TIME:Can the Russian proposal solve the problem?

Larijani: We really have to see the Russian proposal within a package. Other things can be added to it. What is really important is that we all work to solve this problem. We accept NPT [Non-Proliferation Treaty] to be an international covenant. We are a country that is accountable. We accept supervisions and inspections by the [International Atomic Energy] Agency. If there are some questions, we are prepared to answer those questions.

TIME: Would Iran voluntarily suspend its nuclear activities once again to end the crisis?

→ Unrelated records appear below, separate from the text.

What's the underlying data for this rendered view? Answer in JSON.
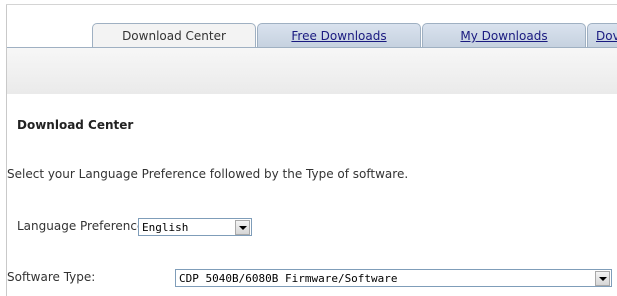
{
  "tabs": [
    {
      "label": "Download Center",
      "active": true
    },
    {
      "label": "Free Downloads",
      "active": false
    },
    {
      "label": "My Downloads",
      "active": false
    },
    {
      "label": "Dov",
      "active": false
    }
  ],
  "section": {
    "title": "Download Center",
    "instruction": "Select your Language Preference followed by the Type of software."
  },
  "language": {
    "label": "Language Preference:",
    "selected": "English",
    "icon": "chevron-down-icon"
  },
  "software": {
    "label": "Software Type:",
    "selected": "CDP 5040B/6080B Firmware/Software",
    "icon": "chevron-down-icon"
  },
  "colors": {
    "tab_border": "#9fb0c2",
    "tab_inactive": "#c4d0de",
    "link": "#1a1a80",
    "select_border": "#7f9db9"
  }
}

Larijani: We are flexible, but if we stop the research, what will that solve? Mr. Bush had said that Iran is after the nuclear bomb. If we stop research, will that alleviate his concern? If they think that we are going to surrender by threats of being referred to the Security Council, they are making a mistake. The nuclear issue has become a national desire—that is, the peaceful nuclear technology.

TIME: Isn't there some advantage in suspending the nuclear activities and continuing to negotiate?

Larijani: We suspended our activities for three years. What was solved? Nothing. They [European negotiators] are repeating the same thing as in the first day, saying ďWe'll take you to the Security Council.Ē I think that even if we do that [suspend nuclear activities], then history will repeat itself. They asked us to abandon nuclear technology. They treated us really badly. They took away the trust we had in them.

TIME: Would Iran consider modifying its foreign policies, which are at the root of Western objections to Iran's nuclear program?

Larijani: We have to see what the problem is, in order to design a compatible foreign policy for that. Diplomacy does not grow in vacuum. We are not rigid in our policy. What is there to make us change our foreign policy?

TIME: What is your prediction about Iraq's future?

Larijani: The sooner they [U.S. troops] go, the better to solve the problems there. The problem in Iraq is that the presence of the U.S. forces has provided an excuse for terrorists to be there. The government of Iraq must be helped to have an army, a security system. As long as Americans are lingering around, those problems won't be solved.

TIME: What is Iran's influence in Iraq?

Larijani: We are a regional power. But we are a noble regional force. Iraq is a Muslim neighboring country. We are natural allies. Stability, democracy and security in Iraq are definitely in our interest, too. When the Americans supported Saddam, all the present leaders were our guests, including Talabani, Barzani, Jafari, Hakim, and all those. The reason for our friendship now is that it goes back many years.

TIME: Are you satisfied we will see stability soon in Iraq?

Larijani: It depends on how the Americans act. If the Americans want to bring about that situation, it will happen. Of course, I'm optimistic about the future, because through their votes people are creating stability. In fact, it is in the interest of Americans to leave soon, because they are suffering losses.